Apart from the grid-wise performance evaluation, we have also carried out the performance evaluation for spatial mean rainfall values. To prepare the mean rainfall samples, we have analyzed the gridded data samples and result samples. We took the area averaged value for each data sample by considering the valid grid locations. If ‘T’ represents the number of result samples and ‘Y’ indicates the number of valid grid locations in each sample, then the spatial mean rainfall value can be represented by a vector X with dimension T, i.e., X = [X₁, X₂,…,X_T]. Here, each X_t indicates the average value of Y grid points at time t.

After preparing the mean rainfall vectors for all the model outputs and observation samples, we calculated the RMSE and correlation coefficient. Let the spatial mean rainfall vector for a model output be represented by $ M $ , and the mean rainfall vector of observation is represented by $ O $ , then the RMSE and correlation coefficient (R) can be calculated by using the following formulas,

(7) $$ RMSE=\sqrt{\frac{\sum \limits_{i=1}^T{\left({M}_i-{O}_i\right)}^2}{T}} $$

(8) $$ R=\frac{\sum \limits_{i=1}^T\left({O}_i-\hat{O}\right)\left({M}_i-\hat{M}\right)}{\sqrt{\sum \limits_{i=1}^T{\left({O}_i-\hat{O}\right)}^2\sum \limits_{i=1}^T{\left({M}_i-\hat{M}\right)}^2}} $$

where T indicates the number of values stored in the vector $ M $ or $ O $ . $ \hat{O} $ and $ \hat{M} $ are used to denote the mean values of observations and predictions, respectively. The results obtained in this examination are shown in Table 2. The results indicate that the use of deep learning models for bias correction reduces the bias present in the daily mean rainfall value by improving the correlation between bias-corrected mean rainfall value and observed mean rainfall value.

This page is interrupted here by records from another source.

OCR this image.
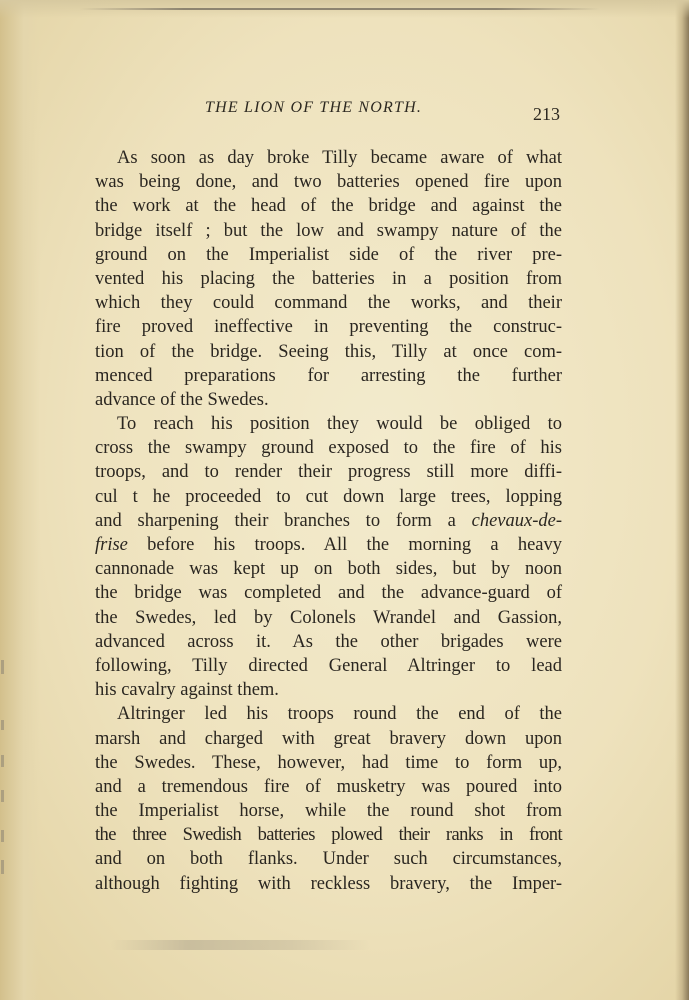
THE LION OF THE NORTH.	213
As soon as day broke Tilly became aware of what
was being done, and two batteries opened fire upon
the work at the head of the bridge and against the
bridge itself ; but the low and swampy nature of the
ground on the Imperialist side of the river pre-
vented his placing the batteries in a position from
which they could command the works, and their
fire proved ineffective in preventing the construc-
tion of the bridge. Seeing this, Tilly at once com-
menced preparations for arresting the further
advance of the Swedes.
To reach his position they would be obliged to
cross the swampy ground exposed to the fire of his
troops, and to render their progress still more diffi-
cul t he proceeded to cut down large trees, lopping
and sharpening their branches to form a chevaux-de-
frise before his troops. All the morning a heavy
cannonade was kept up on both sides, but by noon
the bridge was completed and the advance-guard of
the Swedes, led by Colonels Wrandel and Gassion,
advanced across it. As the other brigades were
following, Tilly directed General Altringer to lead
his cavalry against them.
Altringer led his troops round the end of the
marsh and charged with great bravery down upon
the Swedes. These, however, had time to form up,
and a tremendous fire of musketry was poured into
the Imperialist horse, while the round shot from
the three Swedish batteries plowed their ranks in front
and on both flanks. Under such circumstances,
although fighting with reckless bravery, the Imper-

Table 2. Performance measures calculated for the daily spatial mean rainfall values

The above analysis indicates that the CNNBC model effectively corrects the bias within the SPEs both at the grid level and for the spatial mean rainfall values. Furthermore, upon comparing the deep learning models used in this study in terms of their learnable parameters and floating-point operations (FLOPs), it is evident that SRDRN contains nearly 39 times more learnable parameters than CNNBC. This suggests that in terms of storage space requirements for the model parameters, CNNBC is much more economical than SRDRN. However, it is also observed that CNNBC requires more FLOPs compared to SRDRN due to its architecture and input–output shape. This highlights a potential avenue for future research, wherein researchers could enhance the CNNBC model to reduce the FLOPs while maintaining performance requirements. Overall, CNNBC appears to be a superior model for bias correction compared to others.

5 Conclusion

The application of deep learning techniques in bias correction of the satellite-based daily precipitation estimates offers promising advancements in enhancing the accuracy and reliability of precipitation estimates. Through the utilization of sophisticated neural network architectures, such as artificial neural networks and convolutional neural networks, significant improvements in bias correction performance can be achieved. By utilizing the vast amounts of data available from satellite estimations, these models can effectively learn complex spatiotemporal patterns inherent in precipitation distributions. To utilize and analyze the power of spatiotemporal convolutional architectures in bias correction, this study performs a comparative analysis between different statistical and deep learning-based bias correction techniques. The main objective of this work is to correct the systematic bias present in the satellite-based TRMM precipitation products. To achieve this goal, four different bias correction techniques, namely, QM, QDM, SRDRN, and CNNCB, are applied to the bias data to get the bias-corrected outputs. The comparative analysis of these models indicates that the CNNBC model is the most suitable model for correcting the daily TRMM precipitation estimates for the specified study area. This research can be further extended by effectively optimizing the proposed architecture to get more reliable and improved bias-corrected results. One more area of future research for this work is the utilization of these models in bias correction of different climatic variables in different geographical locations.